ACT 3: The Reflection

Now that we have taken time to rile ourselves up, let’s jump out of the fire for a moment and debrief. The major question brought to mind for me was “Are there other teachers with similar beliefs as me that are treated equally as unfairly?” And more importantly, if the answer is yes, then why is this the case?

Perhaps, in order for these individuals to feel successful, they must have a cohort whom they can call “the other.” Utilizing another cohort as “the other” and painting this cohort in a certain way allows their positions to be justified. For example, note that I represented the “bad way” of thinking and was branded “the other” in Dan’s initial tweets. This allowed him to justify his underlying message of “my way of thinking is better.” And this underlying message is seen in several of the other comments from his followers that I have posted above. Are either of our views the “best” way to think? Probably not, but as soon as I am branded as “the other” then there is a distinct victor.

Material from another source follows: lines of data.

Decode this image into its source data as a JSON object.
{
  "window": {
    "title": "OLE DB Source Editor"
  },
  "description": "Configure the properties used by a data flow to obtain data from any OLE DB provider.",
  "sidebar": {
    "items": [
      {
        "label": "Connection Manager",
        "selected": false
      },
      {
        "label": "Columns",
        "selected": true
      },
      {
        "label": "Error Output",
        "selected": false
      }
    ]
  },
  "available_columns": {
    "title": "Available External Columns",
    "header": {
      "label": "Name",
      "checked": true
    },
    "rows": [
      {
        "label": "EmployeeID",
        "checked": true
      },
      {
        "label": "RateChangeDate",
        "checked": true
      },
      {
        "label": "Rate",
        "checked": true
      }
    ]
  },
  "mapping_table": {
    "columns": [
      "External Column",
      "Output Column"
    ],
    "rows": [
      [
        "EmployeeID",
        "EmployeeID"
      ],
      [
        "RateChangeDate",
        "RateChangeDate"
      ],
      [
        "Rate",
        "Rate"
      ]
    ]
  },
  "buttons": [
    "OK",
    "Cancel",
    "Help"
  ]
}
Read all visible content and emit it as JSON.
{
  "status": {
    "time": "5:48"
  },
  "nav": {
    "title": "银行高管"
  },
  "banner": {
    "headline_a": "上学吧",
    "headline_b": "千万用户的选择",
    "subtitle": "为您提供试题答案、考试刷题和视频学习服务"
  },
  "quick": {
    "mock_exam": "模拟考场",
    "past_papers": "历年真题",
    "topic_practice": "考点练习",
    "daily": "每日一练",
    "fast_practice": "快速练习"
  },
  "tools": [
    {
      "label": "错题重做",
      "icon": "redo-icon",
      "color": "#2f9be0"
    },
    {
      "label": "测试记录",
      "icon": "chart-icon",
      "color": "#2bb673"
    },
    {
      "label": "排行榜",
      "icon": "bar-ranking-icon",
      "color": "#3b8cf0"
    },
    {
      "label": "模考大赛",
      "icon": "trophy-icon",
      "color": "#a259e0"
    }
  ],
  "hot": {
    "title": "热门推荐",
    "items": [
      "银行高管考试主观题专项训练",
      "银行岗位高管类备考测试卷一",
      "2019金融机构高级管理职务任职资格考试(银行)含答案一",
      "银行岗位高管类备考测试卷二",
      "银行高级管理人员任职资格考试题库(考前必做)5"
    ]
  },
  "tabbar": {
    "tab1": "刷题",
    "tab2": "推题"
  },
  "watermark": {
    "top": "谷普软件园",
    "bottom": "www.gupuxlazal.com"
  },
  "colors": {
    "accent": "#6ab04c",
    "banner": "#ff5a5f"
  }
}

Also notice that the labelling of “the other” creates a power differential between the two cohorts – when Dan branded me as “the other”, members of his cohort felt completely comfortable verbally attacking my character rather than criticising my opinion. There is a distinct difference here: critiquing my opinion means coming at me as an equal who is willing to discuss; insulting my character/cohort means you are attempting to put yourself unrighteously and psychologically superior to me. This unfortunately seems to be a common trend in mathematics education currently. I believe there is some kind of middle-ground to be sought; however, we cannot get there if we consistently are searching for the psychological upper-hand in the discussion.

So it seems to me that it’s not only maths class that needs a makeover, but our way of communicating freely and respectfully with each other.